I have a file with approximately 200,000 documents urls. I want to sum up the sizes of these urls. I've written something i java, using HttpURLConnection but it takes a very long time to run, and that is of course understandable - it opens an http connection for each one.
Is there a faster way to do this? Maybe the same thing in other language would take less time (if processing a single http connection in java takes a bit longer than in another language, then for my amount of connections its noteable)? Or another approach?
preguntado el 31 de enero de 12 a las 08:01
Changing the language won't make a difference here, it's because opening 200,000 HTTP connections, however you look at it, takes a long time!
Puedes usar un grupo de hilos and execute the tasks concurrently which might speed things up quite a bit, but something like this is never going to run in a second or two.
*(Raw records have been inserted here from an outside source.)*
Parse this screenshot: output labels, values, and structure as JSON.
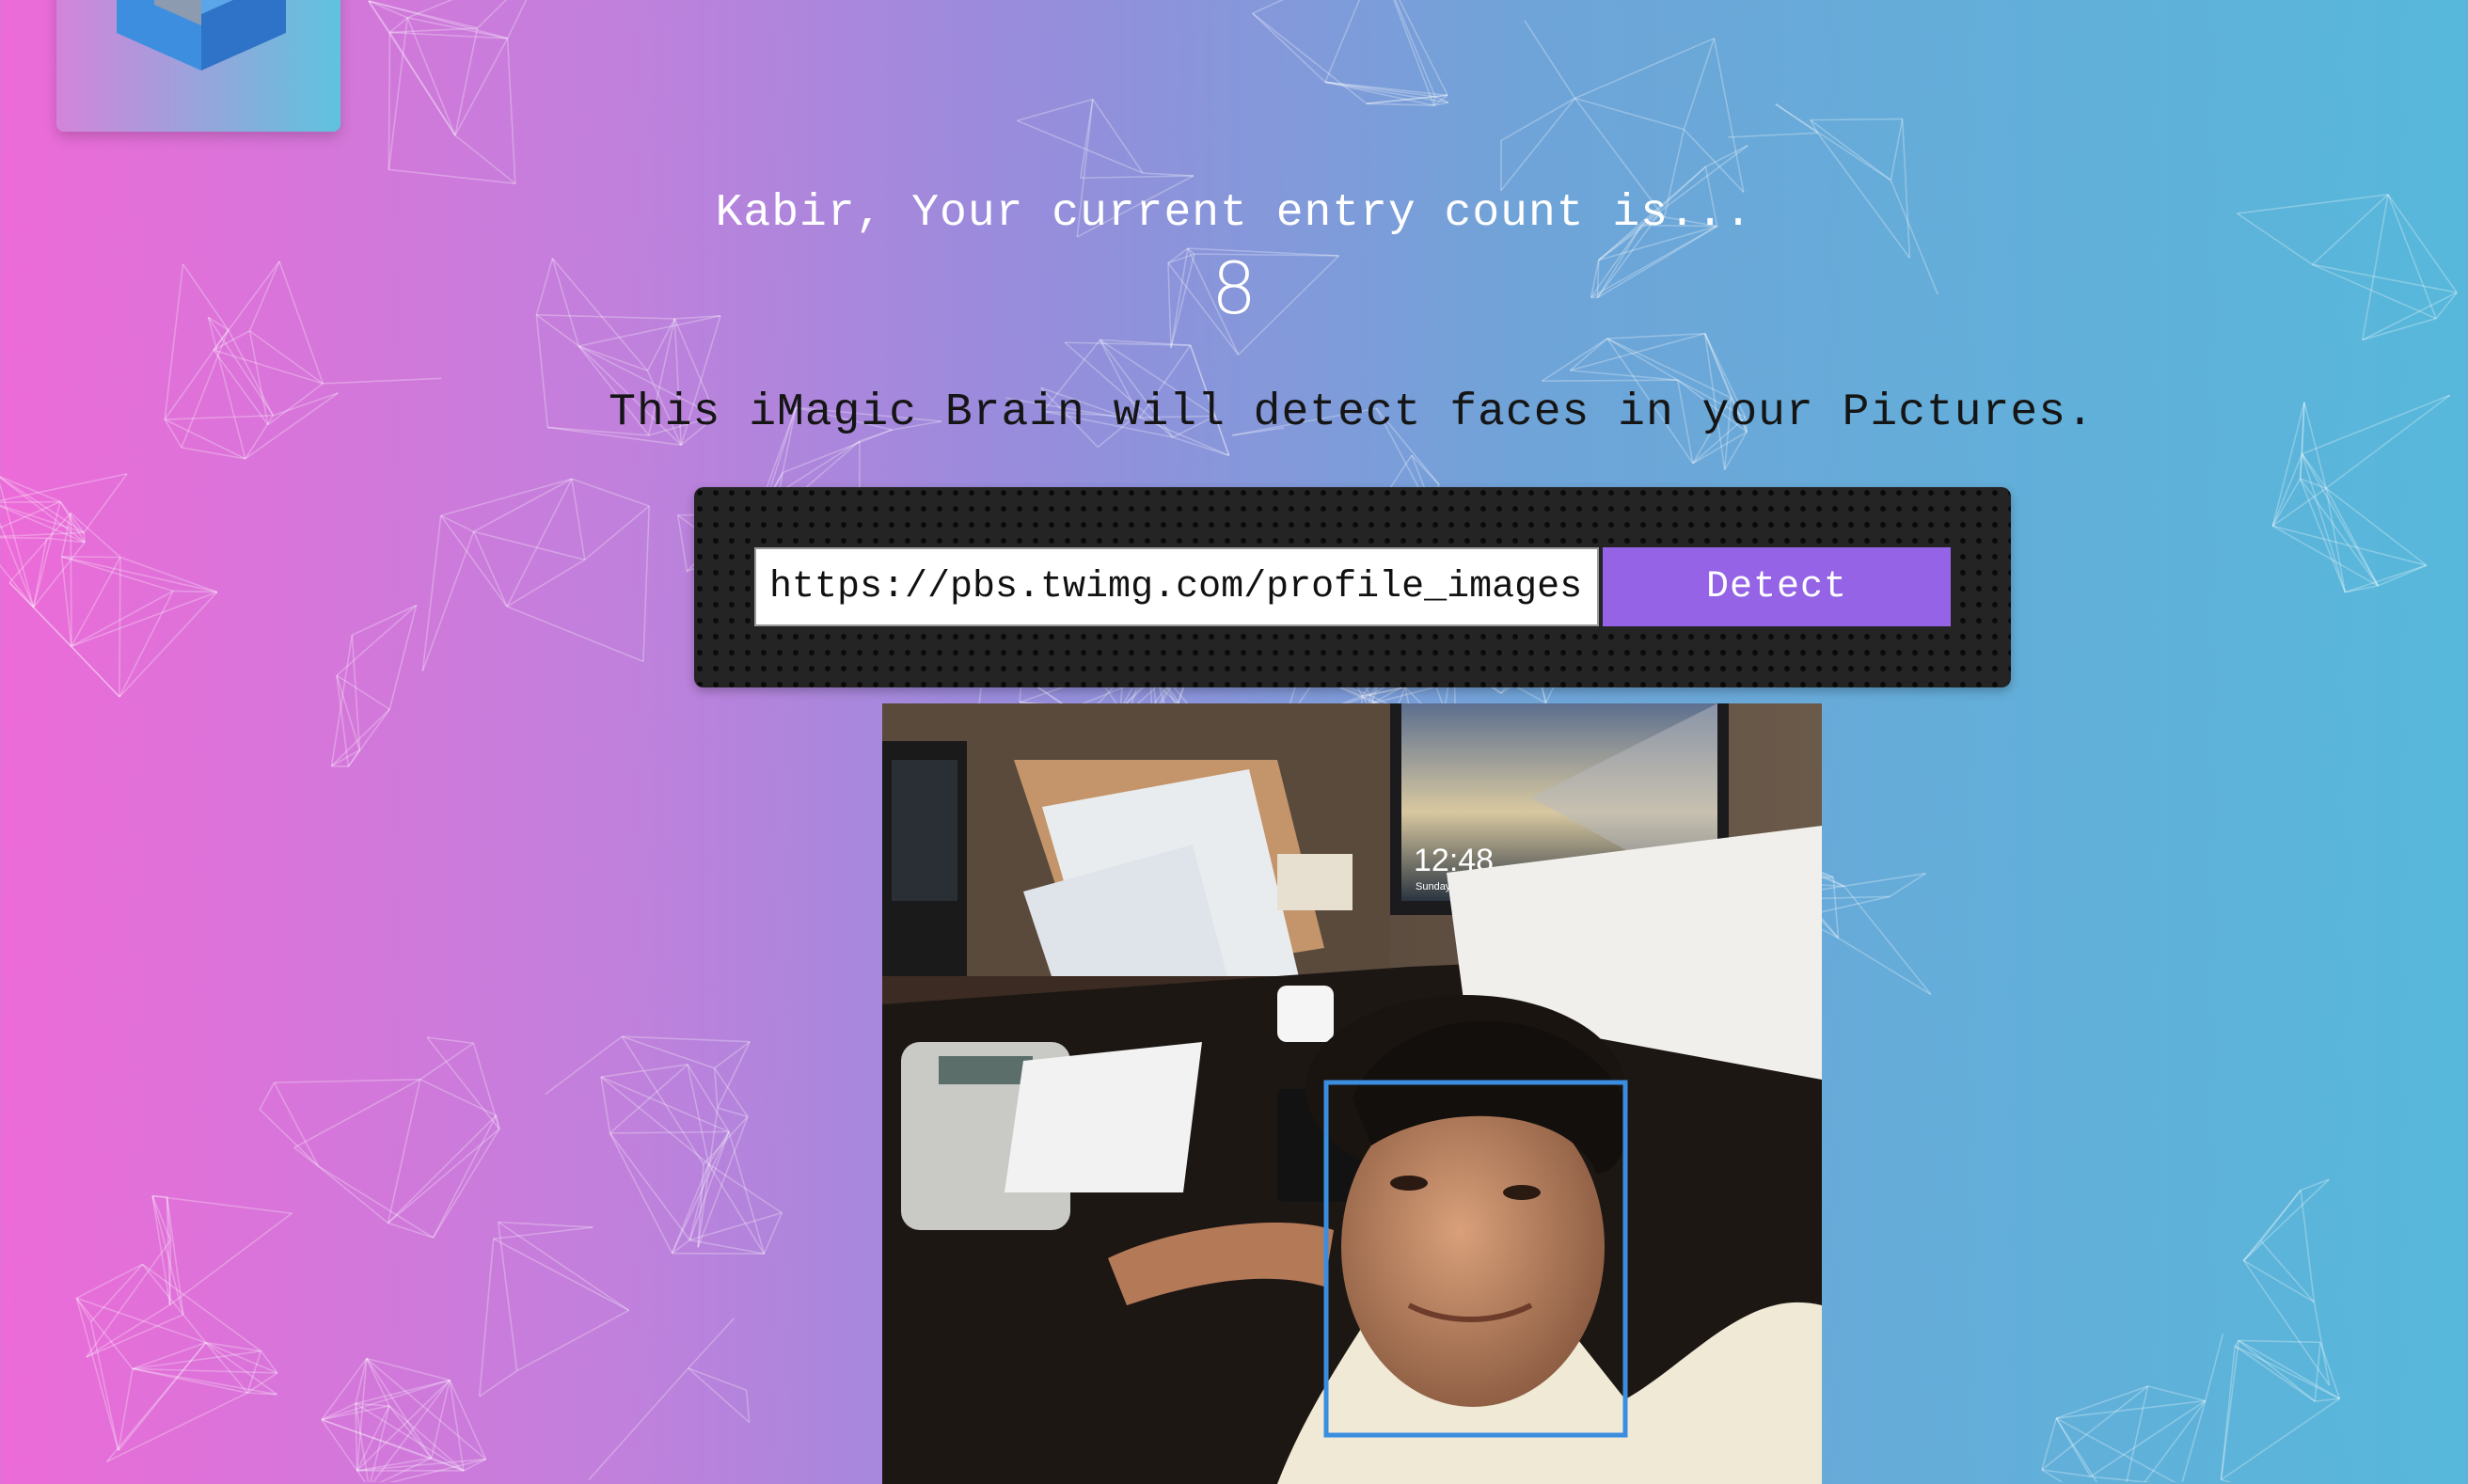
{
  "user": {
    "greeting": "Kabir, Your current entry count is...",
    "entry_count": "8"
  },
  "app": {
    "logo_icon": "cube-logo-icon",
    "tagline": "This iMagic Brain will detect faces in your Pictures."
  },
  "form": {
    "url_value": "https://pbs.twimg.com/profile_images",
    "detect_label": "Detect"
  },
  "image": {
    "clock_time": "12:48",
    "clock_date": "Sunday, April 27"
  },
  "colors": {
    "accent": "#9463e6",
    "face_box": "#3b8de0",
    "gradient_left": "#ec6bd8",
    "gradient_right": "#57b8db"
  }
}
You should also use HEAD HTTP requests to only retrieve the Content-Length but not the content to speed up your process. Also the use of threads can speed up the process, especially when your line is not loaded very much by one request, which is probably not the case. The last and probably most efficient option you have is to execute the process physically near by the server, e.g. in the same subnet or so.
Seems like you are approaching the problem in the wrong way. Your bottleneck isn't in counting the size of the URL, but in efficiently accessing them to determine the size of each file. Luckily there are web services that can help you overcome this bottleneck, maybe try a service like 80 legs to run a cheap web crawler and then run analysis on the result set...
Also, just a point of clarification - you are hoping to understand the size of the files described by the URL... not the actual URL itself, right?